The 1992 Republican convention: That's when the Republicans openly and officially declared that their values were those of a classic destructive achiever: Rush Limbaugh. Paul Colford described the event in which Limbaugh was anointed as the model for their guiding strategy:
"Rush, Rush, Rush," went the chant inside the Astrodome when he took his place in Quayle's private box of blue chairs reserved for family and friends. There was Falwell seated behind Marilyn Quayle, Robertson on her left side, and Limbaugh on the right, at one point arm-in-arm with her as she glowed.
"Rush, Rush, Rush!"
These were his people and he was their hero.
Ronald Reagan later wrote an especially revealing letter to Limbaugh: "Thanks for all you're doing to promote Republican and conservative principles. Now that I've retired from active politics, I don't mind that you've bevome the number one voice for conservatism in our country." And in 1995, U.S. House Republicans even made Limbaugh an honorary member.

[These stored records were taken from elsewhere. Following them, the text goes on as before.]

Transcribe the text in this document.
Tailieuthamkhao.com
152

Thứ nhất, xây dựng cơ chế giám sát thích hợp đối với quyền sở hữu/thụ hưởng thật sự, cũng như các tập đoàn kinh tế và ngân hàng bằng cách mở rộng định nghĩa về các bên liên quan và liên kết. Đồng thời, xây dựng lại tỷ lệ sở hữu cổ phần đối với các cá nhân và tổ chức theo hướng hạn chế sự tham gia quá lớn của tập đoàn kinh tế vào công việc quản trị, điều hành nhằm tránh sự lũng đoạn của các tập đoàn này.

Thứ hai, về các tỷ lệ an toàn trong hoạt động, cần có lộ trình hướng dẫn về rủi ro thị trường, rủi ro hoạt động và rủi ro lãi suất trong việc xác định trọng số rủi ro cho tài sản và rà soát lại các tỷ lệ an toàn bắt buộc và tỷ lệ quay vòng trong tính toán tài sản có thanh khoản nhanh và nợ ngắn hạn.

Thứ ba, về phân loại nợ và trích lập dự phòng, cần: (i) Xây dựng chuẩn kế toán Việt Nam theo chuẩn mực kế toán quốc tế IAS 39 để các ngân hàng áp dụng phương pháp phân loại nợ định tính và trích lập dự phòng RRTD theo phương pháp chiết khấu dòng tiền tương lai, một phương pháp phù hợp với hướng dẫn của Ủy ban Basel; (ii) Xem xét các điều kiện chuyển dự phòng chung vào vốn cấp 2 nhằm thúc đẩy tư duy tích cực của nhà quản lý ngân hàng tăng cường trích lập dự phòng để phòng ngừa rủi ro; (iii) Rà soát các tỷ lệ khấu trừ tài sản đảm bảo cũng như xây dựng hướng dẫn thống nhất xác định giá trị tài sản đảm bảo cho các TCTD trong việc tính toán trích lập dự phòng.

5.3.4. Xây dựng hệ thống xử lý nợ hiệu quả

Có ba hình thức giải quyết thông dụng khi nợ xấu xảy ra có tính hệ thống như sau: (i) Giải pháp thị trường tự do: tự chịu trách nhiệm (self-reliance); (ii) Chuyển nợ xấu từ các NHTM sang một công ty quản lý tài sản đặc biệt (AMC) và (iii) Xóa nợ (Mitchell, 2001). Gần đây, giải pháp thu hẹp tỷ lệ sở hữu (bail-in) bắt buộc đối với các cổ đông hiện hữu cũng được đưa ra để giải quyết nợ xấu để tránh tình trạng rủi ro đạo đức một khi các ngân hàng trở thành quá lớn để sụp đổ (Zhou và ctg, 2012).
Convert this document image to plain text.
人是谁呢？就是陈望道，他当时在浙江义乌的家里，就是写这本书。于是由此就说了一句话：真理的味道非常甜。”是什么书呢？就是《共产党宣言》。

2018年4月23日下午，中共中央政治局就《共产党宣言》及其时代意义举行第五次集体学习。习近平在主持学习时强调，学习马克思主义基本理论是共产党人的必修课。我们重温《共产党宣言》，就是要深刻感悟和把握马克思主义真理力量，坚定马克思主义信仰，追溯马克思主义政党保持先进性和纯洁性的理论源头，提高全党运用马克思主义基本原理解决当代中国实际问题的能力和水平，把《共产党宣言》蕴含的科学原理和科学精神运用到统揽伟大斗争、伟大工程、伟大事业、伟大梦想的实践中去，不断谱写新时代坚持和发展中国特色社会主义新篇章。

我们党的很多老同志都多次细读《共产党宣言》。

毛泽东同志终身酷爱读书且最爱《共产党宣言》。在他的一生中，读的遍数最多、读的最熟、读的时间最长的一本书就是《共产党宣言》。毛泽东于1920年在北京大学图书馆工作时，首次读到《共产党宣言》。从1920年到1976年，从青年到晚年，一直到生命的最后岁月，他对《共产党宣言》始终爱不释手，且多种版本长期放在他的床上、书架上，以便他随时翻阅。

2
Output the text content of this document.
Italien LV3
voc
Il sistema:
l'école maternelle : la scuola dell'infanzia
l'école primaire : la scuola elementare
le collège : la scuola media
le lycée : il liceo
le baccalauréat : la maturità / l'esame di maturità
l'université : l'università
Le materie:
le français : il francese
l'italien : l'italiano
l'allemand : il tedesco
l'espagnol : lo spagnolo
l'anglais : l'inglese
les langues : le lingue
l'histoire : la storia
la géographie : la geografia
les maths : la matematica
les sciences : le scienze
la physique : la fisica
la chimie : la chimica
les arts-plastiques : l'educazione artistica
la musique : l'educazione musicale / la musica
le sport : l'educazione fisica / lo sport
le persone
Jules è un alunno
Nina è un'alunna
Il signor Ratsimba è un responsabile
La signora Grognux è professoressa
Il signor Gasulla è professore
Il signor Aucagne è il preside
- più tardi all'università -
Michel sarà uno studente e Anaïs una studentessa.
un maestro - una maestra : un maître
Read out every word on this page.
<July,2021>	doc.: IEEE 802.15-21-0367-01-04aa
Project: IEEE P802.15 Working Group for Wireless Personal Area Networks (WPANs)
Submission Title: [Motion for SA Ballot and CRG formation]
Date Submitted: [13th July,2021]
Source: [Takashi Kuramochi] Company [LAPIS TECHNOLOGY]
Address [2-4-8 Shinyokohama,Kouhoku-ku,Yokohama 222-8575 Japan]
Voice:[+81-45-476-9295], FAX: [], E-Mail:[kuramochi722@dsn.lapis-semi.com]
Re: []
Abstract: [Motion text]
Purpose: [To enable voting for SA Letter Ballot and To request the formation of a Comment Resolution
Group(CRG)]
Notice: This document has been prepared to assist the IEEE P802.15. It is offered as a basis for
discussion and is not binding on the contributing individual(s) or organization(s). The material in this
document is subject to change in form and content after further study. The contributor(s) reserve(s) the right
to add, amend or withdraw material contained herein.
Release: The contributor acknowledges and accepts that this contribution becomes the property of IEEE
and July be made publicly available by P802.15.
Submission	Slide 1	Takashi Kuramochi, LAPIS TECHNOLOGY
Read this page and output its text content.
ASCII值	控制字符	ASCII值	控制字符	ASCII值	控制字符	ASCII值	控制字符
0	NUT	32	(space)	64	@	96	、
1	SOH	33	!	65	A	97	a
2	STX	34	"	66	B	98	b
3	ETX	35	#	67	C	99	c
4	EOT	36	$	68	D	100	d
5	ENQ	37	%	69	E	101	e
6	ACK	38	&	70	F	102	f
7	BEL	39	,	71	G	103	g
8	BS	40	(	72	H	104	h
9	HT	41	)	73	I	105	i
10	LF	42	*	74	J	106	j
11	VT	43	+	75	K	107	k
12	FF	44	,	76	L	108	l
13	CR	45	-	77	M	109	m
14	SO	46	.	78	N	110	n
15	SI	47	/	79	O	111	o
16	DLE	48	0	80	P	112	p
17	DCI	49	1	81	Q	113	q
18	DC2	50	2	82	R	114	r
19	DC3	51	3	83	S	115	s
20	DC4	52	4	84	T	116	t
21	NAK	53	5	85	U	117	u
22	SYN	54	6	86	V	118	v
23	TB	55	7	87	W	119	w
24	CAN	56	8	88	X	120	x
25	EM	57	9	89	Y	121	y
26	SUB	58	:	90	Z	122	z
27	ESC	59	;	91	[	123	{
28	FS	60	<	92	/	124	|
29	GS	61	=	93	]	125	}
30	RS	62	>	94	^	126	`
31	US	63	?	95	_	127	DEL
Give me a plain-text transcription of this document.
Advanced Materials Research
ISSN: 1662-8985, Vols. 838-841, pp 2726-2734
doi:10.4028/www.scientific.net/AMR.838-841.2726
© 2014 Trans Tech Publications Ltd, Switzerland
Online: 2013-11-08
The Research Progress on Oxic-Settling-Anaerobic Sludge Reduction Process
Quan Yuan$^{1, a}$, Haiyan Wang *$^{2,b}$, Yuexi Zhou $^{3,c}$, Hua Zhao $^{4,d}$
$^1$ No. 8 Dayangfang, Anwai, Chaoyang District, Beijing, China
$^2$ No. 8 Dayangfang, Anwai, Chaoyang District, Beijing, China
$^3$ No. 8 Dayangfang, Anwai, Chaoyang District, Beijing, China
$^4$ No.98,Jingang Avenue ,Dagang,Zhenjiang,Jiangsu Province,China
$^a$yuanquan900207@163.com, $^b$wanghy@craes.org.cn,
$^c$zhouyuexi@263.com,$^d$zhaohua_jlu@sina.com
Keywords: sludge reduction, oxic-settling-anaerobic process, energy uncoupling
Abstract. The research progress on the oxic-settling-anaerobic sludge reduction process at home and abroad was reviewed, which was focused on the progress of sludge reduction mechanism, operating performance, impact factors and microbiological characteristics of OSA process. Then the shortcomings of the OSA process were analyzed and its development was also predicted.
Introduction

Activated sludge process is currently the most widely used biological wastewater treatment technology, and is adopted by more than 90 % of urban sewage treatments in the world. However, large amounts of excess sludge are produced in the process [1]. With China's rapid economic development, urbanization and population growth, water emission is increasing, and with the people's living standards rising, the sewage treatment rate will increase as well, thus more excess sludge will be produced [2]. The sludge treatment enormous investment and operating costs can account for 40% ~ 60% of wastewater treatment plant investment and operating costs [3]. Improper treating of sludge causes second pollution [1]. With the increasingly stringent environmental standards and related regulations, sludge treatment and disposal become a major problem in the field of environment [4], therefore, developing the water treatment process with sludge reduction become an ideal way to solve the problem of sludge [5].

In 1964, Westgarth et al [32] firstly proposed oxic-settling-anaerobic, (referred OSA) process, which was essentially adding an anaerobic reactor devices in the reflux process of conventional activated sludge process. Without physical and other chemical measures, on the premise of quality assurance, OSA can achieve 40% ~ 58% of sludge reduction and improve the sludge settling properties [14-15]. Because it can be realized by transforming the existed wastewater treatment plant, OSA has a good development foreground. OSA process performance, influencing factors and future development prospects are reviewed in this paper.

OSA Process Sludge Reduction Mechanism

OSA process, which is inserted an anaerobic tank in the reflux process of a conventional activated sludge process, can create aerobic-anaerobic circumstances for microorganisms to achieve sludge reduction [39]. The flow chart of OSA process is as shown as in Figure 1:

In 1940, Father Charles Coughlin endorsed Republican candidate Wendell Willkie for U.S. president. To his credit, when Willkie heard of the endorsement, he said: "I am not only not interested in his support, I don't want it." (Reported in THE GREAT DEPRESSION, by T.H. Watkins.)
Note that Fr. Coughlin is now on every historian's list as one of the most famous American demagogues of the depression.
Contrast Willkie with today's Republicans, who welcome any opportunity to appear on Rush Limbaugh's radio program. The Charlotte Observer once reported Sen. Patrick Ballantine's (R-New Hanover) reaction to a stalemate in the NC legislature: "What we're going to do is put them (Republican ads) on Rush so we can get to our Republican base. That'll spread the word like wildfire."
How times have changed. Whereas Republican Willkie publicly denounced the leading demagogue of the '30s, today's Republicans not only welcome Limbaugh's support, they actively curry his favor. Thus they endorse his values (such as the glorification of greed), his lack of ethical standards in communicating (i.e., half truths and innuendoes), and his lack of commitment to objective problem solving (such as distracting the public from the real causes of income disparity between the top 1% of Americans and everyone else).
Actually, the reverse is true: Rush Limbaugh endorses Republican values. If he didn't, he never would have been elevated by Roger Ailes to stardom. And the same is true of the majority of radio and tv stars who now dominate the corporate-dominated news media.